高見は理屈で動いた、あいつの判断は理に叶っている、だがな、守備の柱が負けるというチーム内における動揺を考えていなかった。今まで無敗を誇っていたラインの要が抜かれるというのはメンタルに大きな影響を及ぼす、それはこの試合中に回復するようなもんじゃねえんだよ…いいか高見、カード捌きってのはな…

 

~あの大田原でも抜かれる可能性がある~

 

って一瞬でも思わせたら勝ちなんだよ…)

 

神龍寺と王城のラインの選手の力は、栗田、山伏、大田原の三人を別格として除けば実は拮抗している。

だからこそ、ほんの小さな綻びが差を分ける。

一抹の不安は一瞬の迷いとなり、その迷いは踏み出しのコンマ何秒の遅れとなり、その遅れが完璧だった王城のゾーンディフェンスに隙間を作る。

その一瞬の隙間を縫うように攻めることができるのがヒル魔という男だった。

 

ここから、状況は少しずつ少しずつ神龍寺に傾いていった。

セナと阿含が互いに潰し合っているため、ランはほぼ相殺状態。

ラインは完全に神龍寺が押しているが、雲水と進の連携のフォローが効果的に機能し、崩壊には至らずになんとか留まっている。
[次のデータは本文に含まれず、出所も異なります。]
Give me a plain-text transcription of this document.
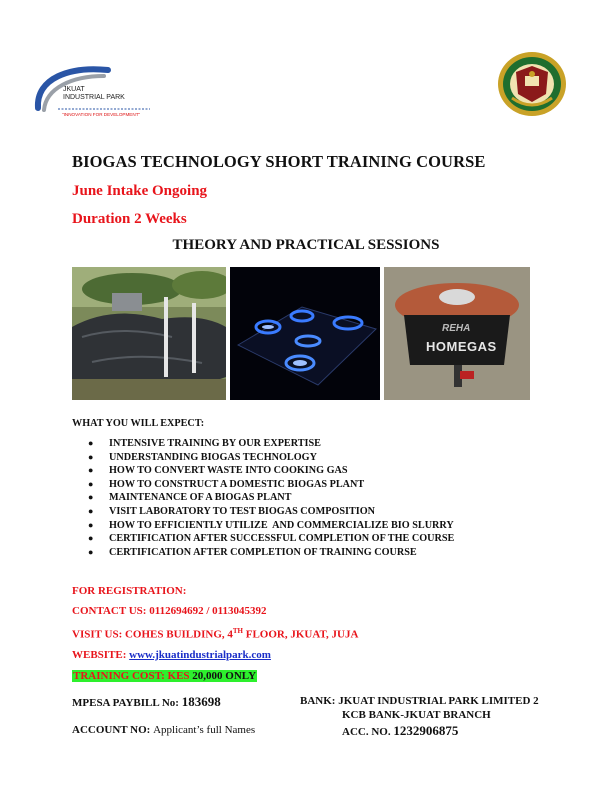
JKUAT
INDUSTRIAL PARK
"INNOVATION FOR DEVELOPMENT"
BIOGAS TECHNOLOGY SHORT TRAINING COURSE
June Intake Ongoing
Duration 2 Weeks
THEORY AND PRACTICAL SESSIONS
REHA
HOMEGAS
WHAT YOU WILL EXPECT:
● INTENSIVE TRAINING BY OUR EXPERTISE
● UNDERSTANDING BIOGAS TECHNOLOGY
● HOW TO CONVERT WASTE INTO COOKING GAS
● HOW TO CONSTRUCT A DOMESTIC BIOGAS PLANT
● MAINTENANCE OF A BIOGAS PLANT
● VISIT LABORATORY TO TEST BIOGAS COMPOSITION
● HOW TO EFFICIENTLY UTILIZE  AND COMMERCIALIZE BIO SLURRY
● CERTIFICATION AFTER SUCCESSFUL COMPLETION OF THE COURSE
● CERTIFICATION AFTER COMPLETION OF TRAINING COURSE
FOR REGISTRATION:
CONTACT US: 0112694692 / 0113045392
VISIT US: COHES BUILDING, 4TH FLOOR, JKUAT, JUJA
WEBSITE: www.jkuatindustrialpark.com
TRAINING COST: KES 20,000 ONLY
MPESA PAYBILL No: 183698	BANK: JKUAT INDUSTRIAL PARK LIMITED 2
KCB BANK-JKUAT BRANCH
ACCOUNT NO: Applicant’s full Names	ACC. NO. 1232906875
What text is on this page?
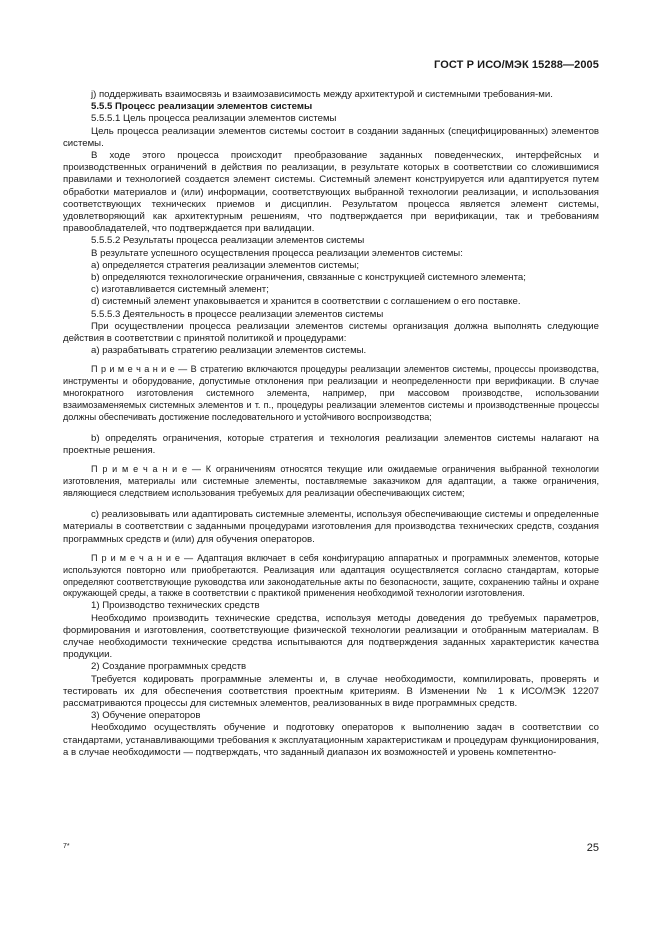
ГОСТ Р ИСО/МЭК 15288—2005

j) поддерживать взаимосвязь и взаимозависимость между архитектурой и системными требования-ми.

5.5.5 Процесс реализации элементов системы

5.5.5.1 Цель процесса реализации элементов системы

Цель процесса реализации элементов системы состоит в создании заданных (специфицированных) элементов системы.

В ходе этого процесса происходит преобразование заданных поведенческих, интерфейсных и производственных ограничений в действия по реализации, в результате которых в соответствии со сложившимися правилами и технологией создается элемент системы. Системный элемент конструируется или адаптируется путем обработки материалов и (или) информации, соответствующих выбранной технологии реализации, и использования соответствующих технических приемов и дисциплин. Результатом процесса является элемент системы, удовлетворяющий как архитектурным решениям, что подтверждается при верификации, так и требованиям правообладателей, что подтверждается при валидации.

5.5.5.2 Результаты процесса реализации элементов системы

В результате успешного осуществления процесса реализации элементов системы:

a) определяется стратегия реализации элементов системы;

b) определяются технологические ограничения, связанные с конструкцией системного элемента;

c) изготавливается системный элемент;

d) системный элемент упаковывается и хранится в соответствии с соглашением о его поставке.

5.5.5.3 Деятельность в процессе реализации элементов системы

При осуществлении процесса реализации элементов системы организация должна выполнять следующие действия в соответствии с принятой политикой и процедурами:

a) разрабатывать стратегию реализации элементов системы.

П р и м е ч а н и е — В стратегию включаются процедуры реализации элементов системы, процессы производства, инструменты и оборудование, допустимые отклонения при реализации и неопределенности при верификации. В случае многократного изготовления системного элемента, например, при массовом производстве, использовании взаимозаменяемых системных элементов и т. п., процедуры реализации элементов системы и производственные процессы должны обеспечивать достижение последовательного и устойчивого воспроизводства;

b) определять ограничения, которые стратегия и технология реализации элементов системы налагают на проектные решения.

П р и м е ч а н и е — К ограничениям относятся текущие или ожидаемые ограничения выбранной технологии изготовления, материалы или системные элементы, поставляемые заказчиком для адаптации, а также ограничения, являющиеся следствием использования требуемых для реализации обеспечивающих систем;

c) реализовывать или адаптировать системные элементы, используя обеспечивающие системы и определенные материалы в соответствии с заданными процедурами изготовления для производства технических средств, создания программных средств и (или) для обучения операторов.

П р и м е ч а н и е — Адаптация включает в себя конфигурацию аппаратных и программных элементов, которые используются повторно или приобретаются. Реализация или адаптация осуществляется согласно стандартам, которые определяют соответствующие руководства или законодательные акты по безопасности, защите, сохранению тайны и охране окружающей среды, а также в соответствии с практикой применения необходимой технологии изготовления.

1) Производство технических средств

Необходимо производить технические средства, используя методы доведения до требуемых параметров, формирования и изготовления, соответствующие физической технологии реализации и отобранным материалам. В случае необходимости технические средства испытываются для подтверждения заданных характеристик качества продукции.

2) Создание программных средств

Требуется кодировать программные элементы и, в случае необходимости, компилировать, проверять и тестировать их для обеспечения соответствия проектным критериям. В Изменении № 1 к ИСО/МЭК 12207 рассматриваются процессы для системных элементов, реализованных в виде программных средств.

3) Обучение операторов

Необходимо осуществлять обучение и подготовку операторов к выполнению задач в соответствии со стандартами, устанавливающими требования к эксплуатационным характеристикам и процедурам функционирования, а в случае необходимости — подтверждать, что заданный диапазон их возможностей и уровень компетентно-

7*	25
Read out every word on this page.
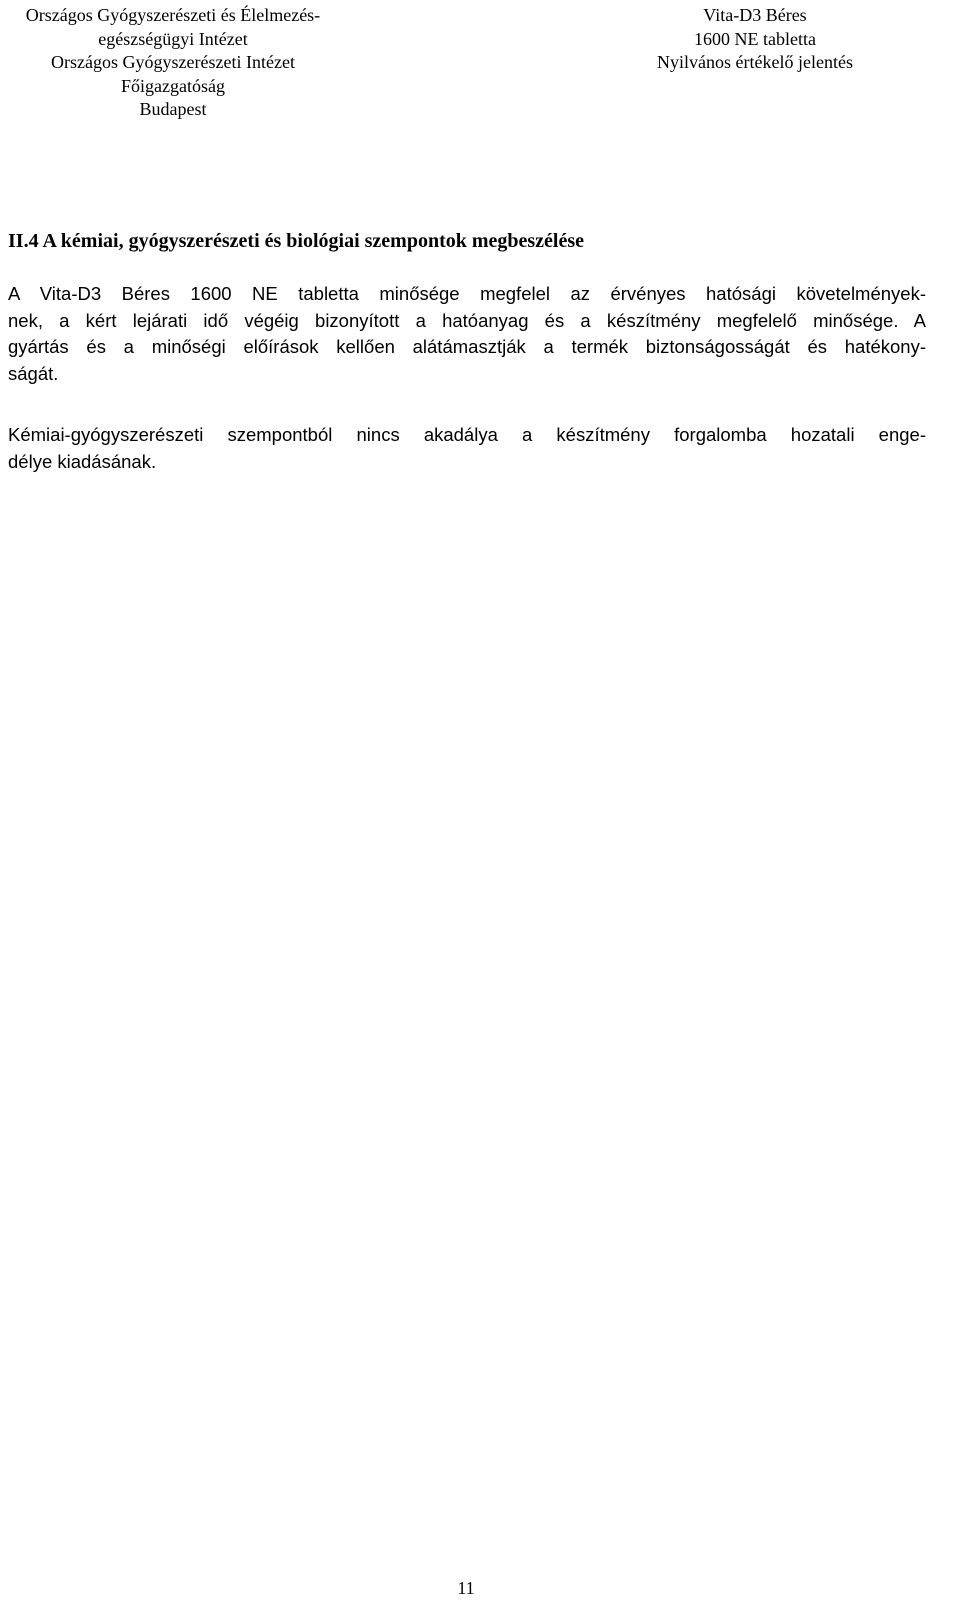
Országos Gyógyszerészeti és Élelmezés-
egészségügyi Intézet
Országos Gyógyszerészeti Intézet
Főigazgatóság
Budapest
Vita-D3 Béres
1600 NE tabletta
Nyilvános értékelő jelentés
II.4 A kémiai, gyógyszerészeti és biológiai szempontok megbeszélése

A Vita-D3 Béres 1600 NE tabletta minősége megfelel az érvényes hatósági követelmények-
nek, a kért lejárati idő végéig bizonyított a hatóanyag és a készítmény megfelelő minősége. A
gyártás és a minőségi előírások kellően alátámasztják a termék biztonságosságát és hatékony-
ságát.

Kémiai-gyógyszerészeti szempontból nincs akadálya a készítmény forgalomba hozatali enge-
délye kiadásának.

11
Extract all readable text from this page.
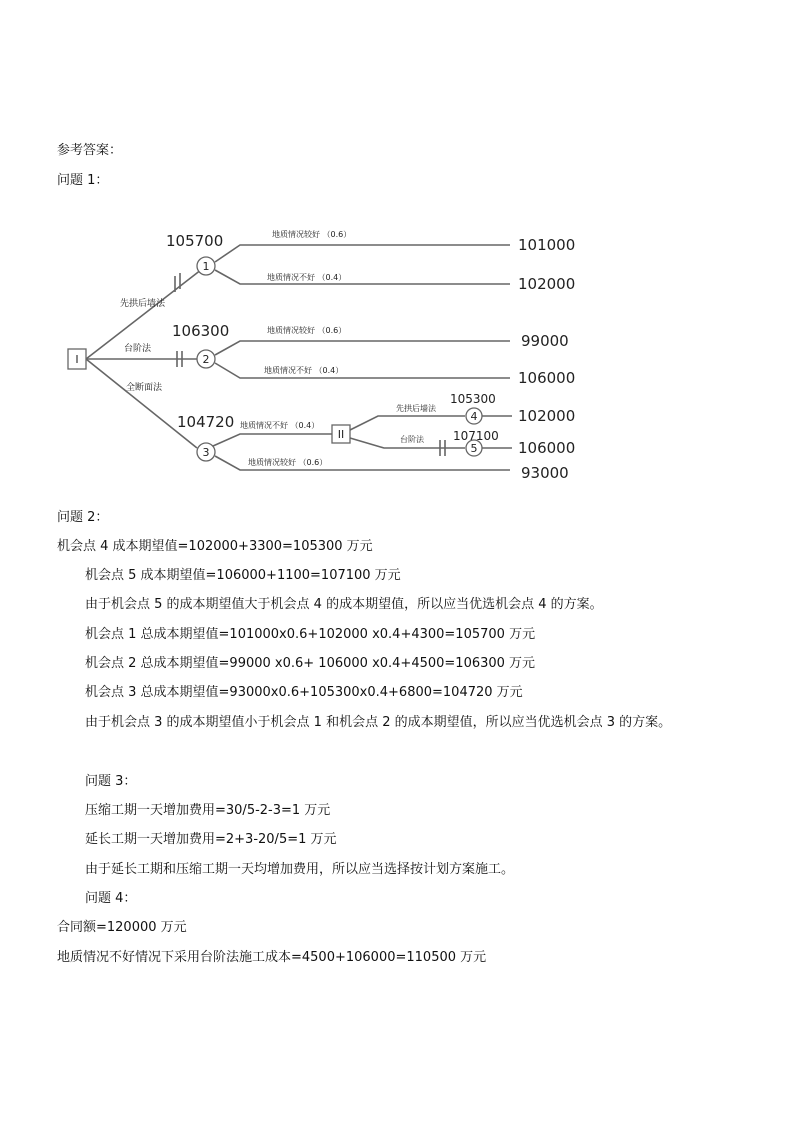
参考答案：
问题 1：
I
先拱后墙法
台阶法
全断面法
1
105700	地质情况较好 （0.6）
地质情况不好 （0.4）
101000
102000
2
106300	地质情况较好 （0.6）
地质情况不好 （0.4）
99000
106000
3
104720 地质情况不好 （0.4）
地质情况较好 （0.6）
93000
II
先拱后墙法
台阶法
4
105300
102000
5
107100
106000
问题 2：
机会点 4 成本期望值=102000+3300=105300 万元
机会点 5 成本期望值=106000+1100=107100 万元
由于机会点 5 的成本期望值大于机会点 4 的成本期望值，所以应当优选机会点 4 的方案。
机会点 1 总成本期望值=101000x0.6+102000 x0.4+4300=105700 万元
机会点 2 总成本期望值=99000 x0.6+ 106000 x0.4+4500=106300 万元
机会点 3 总成本期望值=93000x0.6+105300x0.4+6800=104720 万元
由于机会点 3 的成本期望值小于机会点 1 和机会点 2 的成本期望值，所以应当优选机会点 3 的方案。
问题 3：
压缩工期一天增加费用=30/5-2-3=1 万元
延长工期一天增加费用=2+3-20/5=1 万元
由于延长工期和压缩工期一天均增加费用，所以应当选择按计划方案施工。
问题 4：
合同额=120000 万元
地质情况不好情况下采用台阶法施工成本=4500+106000=110500 万元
ここまでなら両チーム点が入らずに膠着していただろう。

 

しかし、膠着しなかった。大きな差が出た。

 

桜庭春人と細川一休。

 

パスにおけるキャッチ勝負。

 

攻守においてマッチアップしている二人だが、この二人の力の差が、そのまま点に繋がってしまった。

 

高見の投げるパスは、一休に全て防がれた。

よくて叩き落され、悪いとインターセプトされた。

 

桜庭春人は、細川一休には全く及ばなかった。

 

セナに渡してランで攻めようにも、本気の阿含を相手にしている上に、ラインやディフェンスの位置をヒル魔にコントロールされて壁となって進路を塞がれ、一回の攻撃で精々1,2歩ゲインするのが手一杯となっていた。

 

ファーストダウンを取るためにはパスしかなかったが、ショートパスすら桜庭は一休には勝てないでいた。

 

そうやってパスをインターセプトされて第一クォーター終了直前にタッチダウンとキックを決められてしまった。

 

13-7。

 

第二クォーターに入るも、流れは変わらず、神龍寺にはロングパスを決められてあっさりとタッチダウンを取られてしまう。

 

キックも決まって13-14とあっという間に逆転されてしまった。

 

高見や雲水、庄司監督も流れを変えようと手を打つが、精々時間稼ぎにしかならず、それ以上の追加点を奪われないようにするのが精一杯だった。

 

結局、前半は神龍寺が1点リードの13-14のまま終了した。